Let’s Celebrate!

The Sunday Telegraph asks a senior British Army officer in Iraq to describe victory in Basra.

We would go down there, dressed as Robocop, shooting at people if they shot at us, and innocent people were getting hurt,” he said. “We don’t speak Arabic to explain and our translators were too scared to work for us any more. What benefit were we bringing to these people?

Break out the bunting.

There are, of course, very good reasons why Iraqi translators are too scared to work with British forces. Whatever your views on the war, the campaign to save Iraqi ex-employees of HMG is surely worthy of support.

The Telegraph goes on to report that:

Rather than fight on, they [UK Forces] have struck a deal – or accommodation, as they describe it – with the Shia militias that dominate the city, promising to stay out in return for assurances that they will not be attacked. Since withdrawing, the British have not set foot in the city and even have to ask for permission if they want to skirt the edges to get to the Iranian border on the other side…

With no presence in the city, British forces are hard pushed to keep abreast of what is going on. They say they get their information from local newspapers and from the Iraqi army, although one battalion of that force is isolated inside the city and the other battalion is in training outside. The British have already encountered much the same problem in the neighbouring Maysan province to the north east, which they handed over in April.

And that explains why the government still thinks there’s a possibility that they can spin their way out of this bloody shambles. If an Iraqi ex-employee of HMG is shot in the back of the head and there are no British troops around to hear the gunshot, does it make a sound? The government thinks not.

The working soldiers of the British army are not responsible for this mess; they were asked to perform an essentially impossible task.

John Ware’s documentary “No Plan, No Peace” did raise the question as to why senior military figures didn’t make greater efforts to stop their men being sent into such a situation. It is clear that many were well aware of the US and British governments’ failure to address post-war planning and knew that it’d be by far the hardest aspect of the invasion.

You’d like to think that resignations would have been the order of the day but it didn’t happen. Asked to prioritise the value of their soldiers versus their career, I don’t remember a single senior military figure opting for the squadies. Now, about five years after it might have made a difference, general Sir Mike Jackson has courageously decided to speak out by writing a book. What class…

Ware’s documentary also included interviews with some of the academics who were belatedly brought in to advise Blair on Iraq in the run up to war. The picture which emerged was entirely consistent with similar interviews for a Peter Oborne documentary for Channel 4. The academics briefed Blair on the enormous complexity and numerous dangers which would exist in post-Saddam Iraq. Blair listened politely but was more interested in asking the academics whether they agreed that Saddam was evil.
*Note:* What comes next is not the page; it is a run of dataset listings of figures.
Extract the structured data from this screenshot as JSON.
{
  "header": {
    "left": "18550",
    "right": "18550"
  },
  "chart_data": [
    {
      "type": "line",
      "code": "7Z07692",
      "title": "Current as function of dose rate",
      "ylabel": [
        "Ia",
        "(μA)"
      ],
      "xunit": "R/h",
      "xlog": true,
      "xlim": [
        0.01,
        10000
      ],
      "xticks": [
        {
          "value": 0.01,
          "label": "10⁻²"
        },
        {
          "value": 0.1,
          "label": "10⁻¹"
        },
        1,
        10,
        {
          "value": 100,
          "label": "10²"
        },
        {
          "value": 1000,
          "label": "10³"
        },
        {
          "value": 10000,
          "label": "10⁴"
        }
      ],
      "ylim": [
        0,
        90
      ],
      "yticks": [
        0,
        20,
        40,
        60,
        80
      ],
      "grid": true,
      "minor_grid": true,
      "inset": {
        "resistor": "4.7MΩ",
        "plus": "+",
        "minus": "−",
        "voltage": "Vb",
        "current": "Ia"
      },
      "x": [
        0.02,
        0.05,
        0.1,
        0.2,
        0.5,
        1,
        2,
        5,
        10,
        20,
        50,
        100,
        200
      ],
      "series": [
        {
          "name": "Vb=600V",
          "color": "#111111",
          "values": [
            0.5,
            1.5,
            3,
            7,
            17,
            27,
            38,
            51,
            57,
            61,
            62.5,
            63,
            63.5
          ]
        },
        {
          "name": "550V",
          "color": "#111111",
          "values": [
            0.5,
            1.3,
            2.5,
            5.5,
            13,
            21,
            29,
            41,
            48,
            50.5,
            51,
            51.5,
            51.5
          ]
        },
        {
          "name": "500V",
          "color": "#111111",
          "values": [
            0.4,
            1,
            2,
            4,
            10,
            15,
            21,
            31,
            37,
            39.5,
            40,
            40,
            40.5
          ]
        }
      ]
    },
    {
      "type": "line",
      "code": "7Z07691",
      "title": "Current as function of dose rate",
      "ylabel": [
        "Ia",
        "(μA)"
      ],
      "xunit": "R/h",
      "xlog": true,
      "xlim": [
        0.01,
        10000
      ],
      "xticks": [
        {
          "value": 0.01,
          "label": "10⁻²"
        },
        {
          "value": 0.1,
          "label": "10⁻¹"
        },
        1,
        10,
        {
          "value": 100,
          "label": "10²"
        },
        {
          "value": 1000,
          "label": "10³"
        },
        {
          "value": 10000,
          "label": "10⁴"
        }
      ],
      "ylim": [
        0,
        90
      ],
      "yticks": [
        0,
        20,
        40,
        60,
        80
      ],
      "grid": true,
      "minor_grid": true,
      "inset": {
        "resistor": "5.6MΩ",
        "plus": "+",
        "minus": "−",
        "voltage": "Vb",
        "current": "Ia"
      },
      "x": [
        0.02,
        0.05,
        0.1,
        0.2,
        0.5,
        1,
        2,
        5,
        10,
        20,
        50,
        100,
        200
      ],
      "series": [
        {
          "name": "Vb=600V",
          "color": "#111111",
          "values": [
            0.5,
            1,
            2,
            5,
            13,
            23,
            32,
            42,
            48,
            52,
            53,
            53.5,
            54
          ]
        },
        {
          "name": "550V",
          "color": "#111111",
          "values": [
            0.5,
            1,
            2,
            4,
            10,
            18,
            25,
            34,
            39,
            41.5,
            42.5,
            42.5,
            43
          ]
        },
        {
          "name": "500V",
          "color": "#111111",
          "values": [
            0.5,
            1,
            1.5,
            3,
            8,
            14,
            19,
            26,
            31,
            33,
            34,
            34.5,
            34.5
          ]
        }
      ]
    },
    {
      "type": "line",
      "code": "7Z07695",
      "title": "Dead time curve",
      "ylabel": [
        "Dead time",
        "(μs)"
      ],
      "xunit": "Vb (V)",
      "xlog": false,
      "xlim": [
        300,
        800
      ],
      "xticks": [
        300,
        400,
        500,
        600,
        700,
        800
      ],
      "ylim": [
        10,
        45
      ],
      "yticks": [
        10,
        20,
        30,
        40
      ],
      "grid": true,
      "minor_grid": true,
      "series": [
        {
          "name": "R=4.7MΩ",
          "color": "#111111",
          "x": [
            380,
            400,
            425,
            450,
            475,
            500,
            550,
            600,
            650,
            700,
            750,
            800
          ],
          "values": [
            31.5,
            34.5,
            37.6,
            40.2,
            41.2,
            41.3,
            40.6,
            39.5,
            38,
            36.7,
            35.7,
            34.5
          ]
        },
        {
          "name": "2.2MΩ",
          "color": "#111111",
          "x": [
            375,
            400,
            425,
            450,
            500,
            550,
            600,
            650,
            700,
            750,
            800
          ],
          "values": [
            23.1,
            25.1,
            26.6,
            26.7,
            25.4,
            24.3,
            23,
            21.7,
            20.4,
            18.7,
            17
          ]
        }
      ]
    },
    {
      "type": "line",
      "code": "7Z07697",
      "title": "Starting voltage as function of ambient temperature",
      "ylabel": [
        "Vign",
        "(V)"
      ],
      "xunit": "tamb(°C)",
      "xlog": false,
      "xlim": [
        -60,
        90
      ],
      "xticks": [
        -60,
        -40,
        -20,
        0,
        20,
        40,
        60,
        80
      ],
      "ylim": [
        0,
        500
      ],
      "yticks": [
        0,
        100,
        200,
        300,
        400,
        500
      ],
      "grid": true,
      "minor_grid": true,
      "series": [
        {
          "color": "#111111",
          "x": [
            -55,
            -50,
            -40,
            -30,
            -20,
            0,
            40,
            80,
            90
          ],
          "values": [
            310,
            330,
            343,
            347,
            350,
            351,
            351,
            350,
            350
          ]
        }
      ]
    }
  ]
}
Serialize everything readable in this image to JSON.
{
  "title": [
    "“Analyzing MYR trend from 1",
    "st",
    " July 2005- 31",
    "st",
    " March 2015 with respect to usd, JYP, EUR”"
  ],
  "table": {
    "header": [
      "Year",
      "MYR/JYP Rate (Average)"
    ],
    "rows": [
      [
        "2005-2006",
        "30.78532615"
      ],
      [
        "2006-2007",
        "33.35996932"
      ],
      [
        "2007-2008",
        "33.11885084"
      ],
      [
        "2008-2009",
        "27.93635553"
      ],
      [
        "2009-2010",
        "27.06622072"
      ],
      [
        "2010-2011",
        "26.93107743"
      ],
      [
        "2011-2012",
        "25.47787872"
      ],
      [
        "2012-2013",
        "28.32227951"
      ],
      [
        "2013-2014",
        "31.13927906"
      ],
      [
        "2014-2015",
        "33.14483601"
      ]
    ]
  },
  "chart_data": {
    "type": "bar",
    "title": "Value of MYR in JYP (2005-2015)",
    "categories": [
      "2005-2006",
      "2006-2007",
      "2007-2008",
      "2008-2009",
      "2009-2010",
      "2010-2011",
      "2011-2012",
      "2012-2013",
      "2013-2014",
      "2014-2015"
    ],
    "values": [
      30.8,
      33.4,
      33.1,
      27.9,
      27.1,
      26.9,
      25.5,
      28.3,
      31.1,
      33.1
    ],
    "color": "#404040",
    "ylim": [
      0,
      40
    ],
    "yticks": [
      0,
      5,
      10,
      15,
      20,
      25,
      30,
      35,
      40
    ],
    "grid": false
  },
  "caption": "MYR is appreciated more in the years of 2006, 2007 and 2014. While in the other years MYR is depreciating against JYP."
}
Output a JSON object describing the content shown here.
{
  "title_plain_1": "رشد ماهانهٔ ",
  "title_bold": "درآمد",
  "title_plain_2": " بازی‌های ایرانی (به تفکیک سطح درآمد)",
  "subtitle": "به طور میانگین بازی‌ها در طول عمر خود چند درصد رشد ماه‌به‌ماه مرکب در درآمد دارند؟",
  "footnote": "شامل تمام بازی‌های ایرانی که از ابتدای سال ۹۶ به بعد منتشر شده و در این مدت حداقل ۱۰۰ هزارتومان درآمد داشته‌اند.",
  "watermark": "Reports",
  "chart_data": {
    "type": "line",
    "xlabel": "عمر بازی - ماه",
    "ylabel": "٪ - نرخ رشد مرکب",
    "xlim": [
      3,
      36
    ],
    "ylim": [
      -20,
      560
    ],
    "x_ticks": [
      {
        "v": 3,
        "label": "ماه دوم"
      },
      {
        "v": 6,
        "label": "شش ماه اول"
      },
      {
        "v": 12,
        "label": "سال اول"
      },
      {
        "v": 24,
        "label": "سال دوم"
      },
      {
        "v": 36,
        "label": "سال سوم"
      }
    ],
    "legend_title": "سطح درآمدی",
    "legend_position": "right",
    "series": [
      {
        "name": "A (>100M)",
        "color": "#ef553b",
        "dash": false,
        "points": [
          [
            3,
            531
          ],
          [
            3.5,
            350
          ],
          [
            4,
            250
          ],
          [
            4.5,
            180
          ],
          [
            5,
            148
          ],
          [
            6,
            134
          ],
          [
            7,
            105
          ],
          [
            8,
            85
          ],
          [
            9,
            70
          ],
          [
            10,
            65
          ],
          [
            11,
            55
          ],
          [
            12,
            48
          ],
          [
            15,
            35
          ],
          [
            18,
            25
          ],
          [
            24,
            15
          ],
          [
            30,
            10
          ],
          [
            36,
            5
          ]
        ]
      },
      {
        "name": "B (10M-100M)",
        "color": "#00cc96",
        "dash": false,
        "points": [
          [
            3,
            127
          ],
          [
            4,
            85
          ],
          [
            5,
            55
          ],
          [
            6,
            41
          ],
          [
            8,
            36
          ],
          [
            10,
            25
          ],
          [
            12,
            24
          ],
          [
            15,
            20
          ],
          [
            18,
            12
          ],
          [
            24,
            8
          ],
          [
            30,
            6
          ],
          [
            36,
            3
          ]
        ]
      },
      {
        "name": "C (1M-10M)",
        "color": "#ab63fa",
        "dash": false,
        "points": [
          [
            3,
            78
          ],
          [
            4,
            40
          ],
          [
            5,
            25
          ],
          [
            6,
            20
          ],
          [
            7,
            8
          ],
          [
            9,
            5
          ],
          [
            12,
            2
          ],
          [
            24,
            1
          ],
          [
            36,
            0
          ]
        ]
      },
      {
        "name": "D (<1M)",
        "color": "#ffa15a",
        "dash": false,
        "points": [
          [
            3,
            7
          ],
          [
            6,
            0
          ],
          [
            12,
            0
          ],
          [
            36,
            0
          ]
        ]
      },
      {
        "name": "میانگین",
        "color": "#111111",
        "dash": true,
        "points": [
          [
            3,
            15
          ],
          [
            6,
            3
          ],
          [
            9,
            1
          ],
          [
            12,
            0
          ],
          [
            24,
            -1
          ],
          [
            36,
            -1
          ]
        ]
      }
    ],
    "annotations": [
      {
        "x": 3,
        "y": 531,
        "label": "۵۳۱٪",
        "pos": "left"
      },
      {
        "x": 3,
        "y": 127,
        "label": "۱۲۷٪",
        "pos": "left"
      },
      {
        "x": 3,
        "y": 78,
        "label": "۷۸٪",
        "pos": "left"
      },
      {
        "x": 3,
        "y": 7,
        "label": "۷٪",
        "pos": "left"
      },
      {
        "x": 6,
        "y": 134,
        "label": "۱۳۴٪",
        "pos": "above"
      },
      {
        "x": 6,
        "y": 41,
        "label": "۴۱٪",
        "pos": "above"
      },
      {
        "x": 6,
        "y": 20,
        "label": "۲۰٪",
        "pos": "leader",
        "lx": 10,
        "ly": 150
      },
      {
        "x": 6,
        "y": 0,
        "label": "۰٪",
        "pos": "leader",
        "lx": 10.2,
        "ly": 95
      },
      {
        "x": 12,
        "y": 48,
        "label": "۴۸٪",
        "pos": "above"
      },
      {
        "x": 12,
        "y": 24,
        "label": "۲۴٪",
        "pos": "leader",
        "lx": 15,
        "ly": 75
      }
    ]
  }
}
At this point (January 2003 or there about), it seems that any critical faculties Blair might once have had had become overwhelmed by his own spin. The academics were not supportive of the war because they could see that the US and UK government’s were totally unprepared for what would come after. Blair apparently took this to mean that they were apologists for Saddam.  Instead of giving value to their accurate and informed advice, he demanded that they participate in a Will-You-Condemn-A-Thon. At such a level was policy made and expert advice dismissed.

One of the academics, Dr Tony Dodge I think, rightly pointed out that Blair’s attitude was criminally negligent. Today, the Iraqi people are paying the price for that negligence with their own blood.

Blair, however, has never been held to account for his disastrous inability and/or refusal to understand the consequences of what he was proposing. That simply is not acceptable in a supposedly democratic country.

As a footnote, the documentary also highlighted the reason why those MPs from other parties who voted for the war cannot be allowed to avoid accepting their own responsibility. I’m looking at you Dave.

On the day of the vote, evidence which made it obvious that the invasion was going to lead to disaster was available to me, an average International Relations graduate with a TV, a radio and an internet connection. Are we really being asked to believe that this evidence wasn’t available to members of Her Majesty’s official opposition?

1 Comment »

  1. Antipholus Papps said,

    October 31, 2007 @ 12:00 pm

    It’s not that Blair was ‘criminally negligent’ - his behaviour was criminal through and through. He committed the supreme international crime and is straining at the bit to kill again. I did not know hate until that man came along.